The thing is, we know how to fix this. We’re not starting from scratch, as we did in the Great Depression. The tests of time have demonstrated that when the government invests in its citizens, society and the economy are rewarded many times over. There are a few signs that the message is getting across. For example, increasing the minimum wage has growing support. But a great deal more is required if we want to avoid a giant — and wholly unnecessary — social experiment in poverty creation. Here are a few suggestions for a new anti-poverty agenda:
- Make the rich pay their fair share by ending unfair tax breaks.
- Expand Social Security, as Sen. Elizabeth Warren and others have demanded.
- Protect people from going hopelessly into debt through medical expenses. Obamacare has failed to put a tight lid on potential total medical costs. Eventually, we must join the civilized world with single payer healthcare.

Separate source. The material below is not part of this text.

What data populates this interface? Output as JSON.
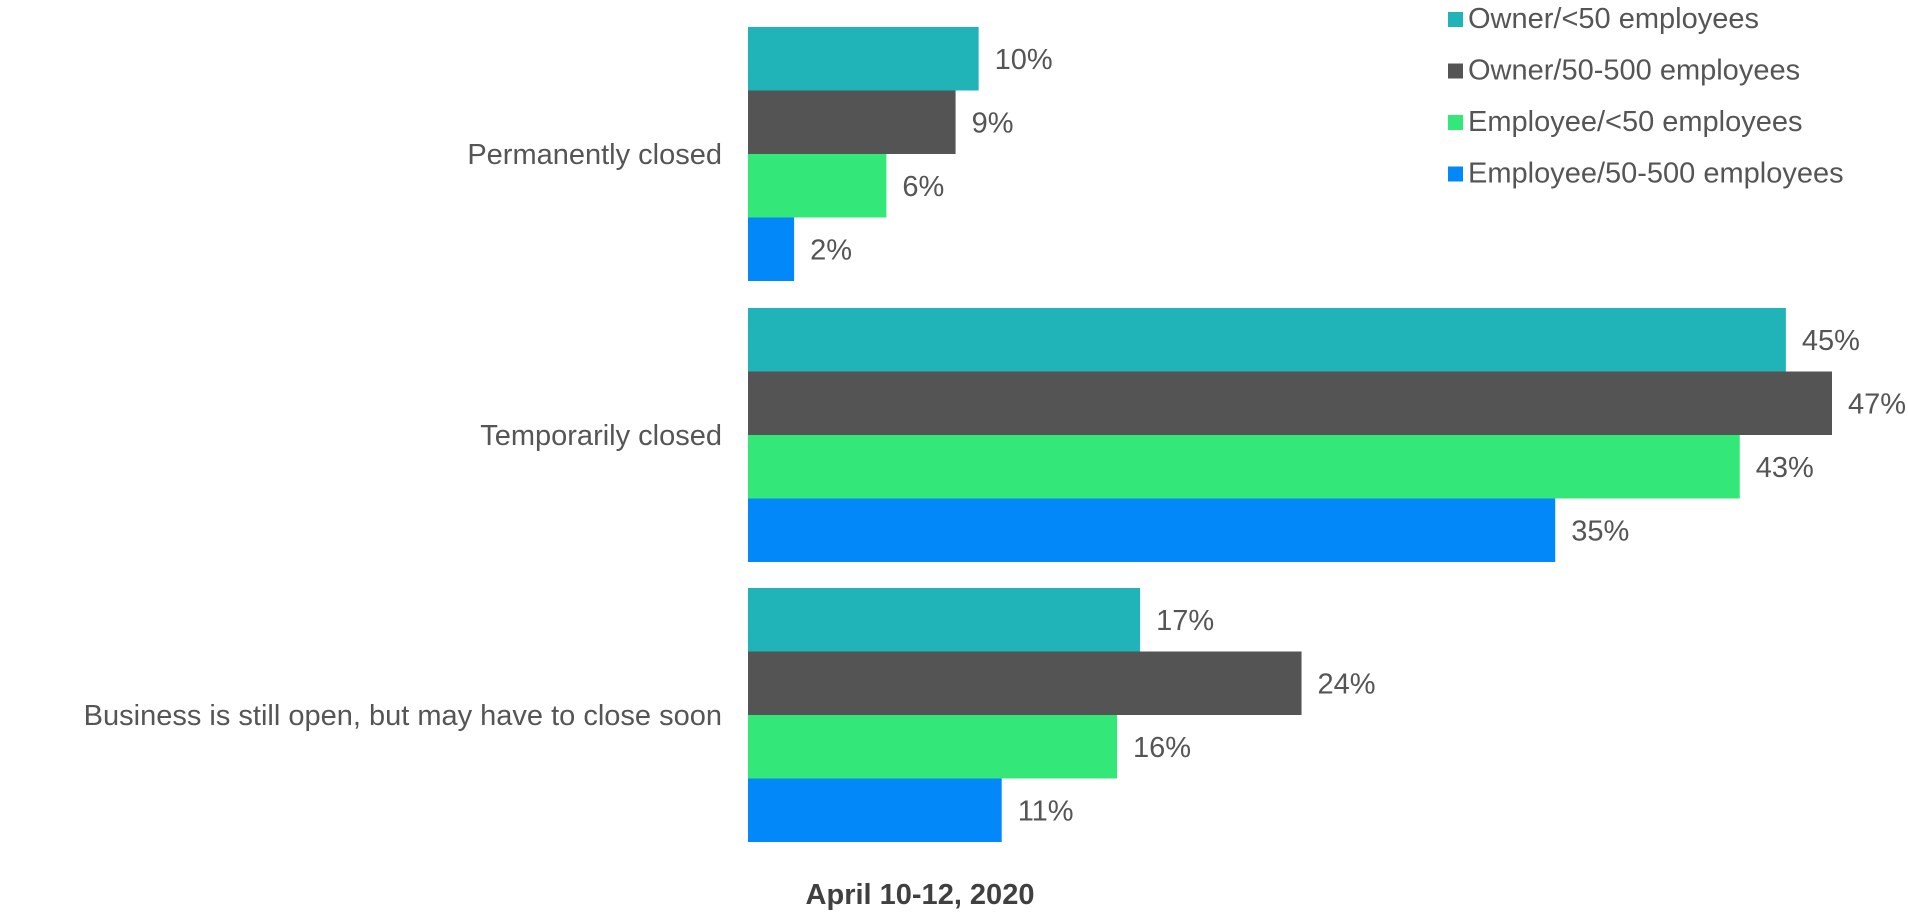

- Increase state-supported education. It’s absurd that people have to go into debt just to pay for their educations.
- Strengthen regulation so irresponsible companies do not rob ordinary Americans.
- Restore the rights of workers, like collective bargaining and protection from wage theft.
- Understand that austerity policies do not work, and only exacerbate economic woes.
- Aggressively attack unemployment and remember the lesson learned in the Great Depression: when the private sector can’t come up with jobs, the government must fill the breach.
- Protect the reproductive rights of women.
- Protect civil rights, such as access to voting, in places where such rights are under attack.
As soon as you say the word “poverty,” certain beliefs kick in. On the political right, the word conjures notions of bad choices and personal defects, and sometimes, race. On the left, people think more of hard circumstances and blocked opportunity. Whatever our politics, if we stay on the present course it's less likely that we will be able to think of poverty as something distant from our lives.